Avvicinati
Avvicinati.
Di più.
Ecco, sfiorami
di parole.
Non sono che l'immagine sfocata
della luce di stella che tu emani
so d'essere il riflesso di un tuo gesto
di un tuo guardare
non so dove non so quando
qualcosa
che anch'io vedrò
ho visto
vedrei se guardassi
perchè ho i tuoi occhi
e tu
hai le mie mani.
16 commenti:
Cara Arte non so se è questa la poesia che non sapevi se pubblicare ma di sicuro mi sembra per molti versi complementare alla mia (e mi sono appena accorto del mio involontario gioco di parole).
Questo nostro "rifletterci" che si rispecchia in ciò che scriviamo conferma quel che si diceva con Henry sul reciproco contaminarci.
Sono fortemente tentato di linkare la mia alla tua...
I miei complimenti Arte.
Dottor K, è proprio questa.
In realtà è rileggendola mi sono resa conto che è mer molti versi (altro gioco di parole) un calco della tua. Diciamo che c'è una sorta di "impronta" comune.
Contaminazione, riflessi. Sensibilità comune forse. Bello.
Grazie dei complimenti, che ho già ricambiato.
Linka pure se vuoi.
Comunque non è per questo che ho esitato a pubblicarla.
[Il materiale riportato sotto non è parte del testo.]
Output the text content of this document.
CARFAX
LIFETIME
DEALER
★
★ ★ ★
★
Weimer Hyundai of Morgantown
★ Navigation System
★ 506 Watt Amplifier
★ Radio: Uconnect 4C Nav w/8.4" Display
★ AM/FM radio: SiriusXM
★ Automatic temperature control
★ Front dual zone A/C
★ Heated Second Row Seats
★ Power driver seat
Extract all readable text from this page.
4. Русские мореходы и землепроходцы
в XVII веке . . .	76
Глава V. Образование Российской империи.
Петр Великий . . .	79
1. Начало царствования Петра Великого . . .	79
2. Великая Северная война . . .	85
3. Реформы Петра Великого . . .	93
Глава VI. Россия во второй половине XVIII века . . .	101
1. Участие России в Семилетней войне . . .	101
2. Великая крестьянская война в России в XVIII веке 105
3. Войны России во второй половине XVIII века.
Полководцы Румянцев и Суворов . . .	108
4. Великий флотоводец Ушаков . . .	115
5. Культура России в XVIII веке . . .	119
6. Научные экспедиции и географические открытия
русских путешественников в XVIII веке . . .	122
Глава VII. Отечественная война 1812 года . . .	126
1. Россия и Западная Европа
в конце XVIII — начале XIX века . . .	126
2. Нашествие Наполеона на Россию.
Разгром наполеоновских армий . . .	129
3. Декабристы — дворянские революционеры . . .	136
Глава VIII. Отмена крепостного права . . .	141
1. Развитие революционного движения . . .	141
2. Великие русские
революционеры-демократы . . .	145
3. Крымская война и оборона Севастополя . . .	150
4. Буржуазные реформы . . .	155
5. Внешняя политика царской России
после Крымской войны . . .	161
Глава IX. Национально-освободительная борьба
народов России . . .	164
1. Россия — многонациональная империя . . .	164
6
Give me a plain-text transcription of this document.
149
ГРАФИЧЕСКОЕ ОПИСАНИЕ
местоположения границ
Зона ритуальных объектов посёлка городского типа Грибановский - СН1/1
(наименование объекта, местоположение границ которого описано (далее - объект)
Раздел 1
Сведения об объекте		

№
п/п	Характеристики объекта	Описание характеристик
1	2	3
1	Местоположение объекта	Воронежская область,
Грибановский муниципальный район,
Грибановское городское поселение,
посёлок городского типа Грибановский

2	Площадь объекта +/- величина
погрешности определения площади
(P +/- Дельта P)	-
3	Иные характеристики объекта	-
(Quanti refusi, Arte è emozionata?)
"qualcosa
che anch'io vedrò
ho visto
vedrei se guardassi"
cosa darei per aver scritto io questi versi...con quello scambio di occhi e di mani che da il senso di una compenetrazione piu' che di un avvicinamento
splendida. come sempre.
complimenti, anche a me piace molto la chiusa. e l'incrociarsi di tempi e movimenti.
io ovvia-MENTE mi lascio rapire da quello sfiorami di parole che riprende quel senso vero del tatto che Dottor K esplicita nei suoi versi con Senza dita leggero ti sfioro
@Henry: ne hai scritti anche di migliori!
Ma hai ragione: è più di un avvicinamento.
@Claudia: grazie!
@Pib: "sentire" infatti significa entrambe le cose
@ Artemisia: eh....infatti in troppi ascoltano sola-MENTE
...e questo succede perche usano la MENTE-sola...
;)
èhh Cinzia....
@Luigi!
:*
Parole che sfiorano, ce n'è bisogno. Troppe ci passano distanti, oppure ci urtano.
@Antonio: la stella sei tu, l'ho scritto stasera su Flickr, una stella danzante partorita dal caos...
@Lophelia: e quelle che ci passano più distanti ci fanno più male...
@Arte: ieri sera Giorgia dormiva, Giovanni era al lavoro, la mamma con 3 nipoti e la Roby ed io avevamo tempo e modo di chiacchierare e... parlavamo anche di te, del tuo blog che è iniziato proprio come un diario privato, con commistioni linguistiche e pochi commenti.
Oggi sono andata a rileggere luglio, agosto, settembre ottobre novembre dell'anno scorso. ed è stato molto bello vedere quante evoluzioni e processi hanno costituito la tua vita in questi mesi. Cercavo anche "la prima volta" di Pib, di Henry, di Luigi... Spiavo? un po' la sensazione era quella. Cercavo di relazionarmi con voi potendo fare ciò che in genere ci è vietato, viaggiare nel tempo, nei colori delle foglie di novembre, nei versi densi, nei compleanni annunciati, nelle foto di una bimba che cresce.
ed è stato un bel viaggio.
Ma che bello Claudia!
Anch'io spesso non riesco a capacitarmi di questo mio "viaggio"...ma se leggi il mio primissimo post vedi che ho sempre inteso intraprendere un cammino. Poi varie persone mi hanno accompagnata.
Non spiavi, Claudia. Sei la benvenuta, sempre.
Anche con Henry e gli altri abbiamo cercato di ricostruire la prima volta in cui siamo entrati in contatto...credo di aver incontrato Piero su Suedive, ma come io sia capitata su Suedive non lo so.
Niente avviene a caso.
Grazie a te e Roberta per essere diventate parte di questo progetto di vita.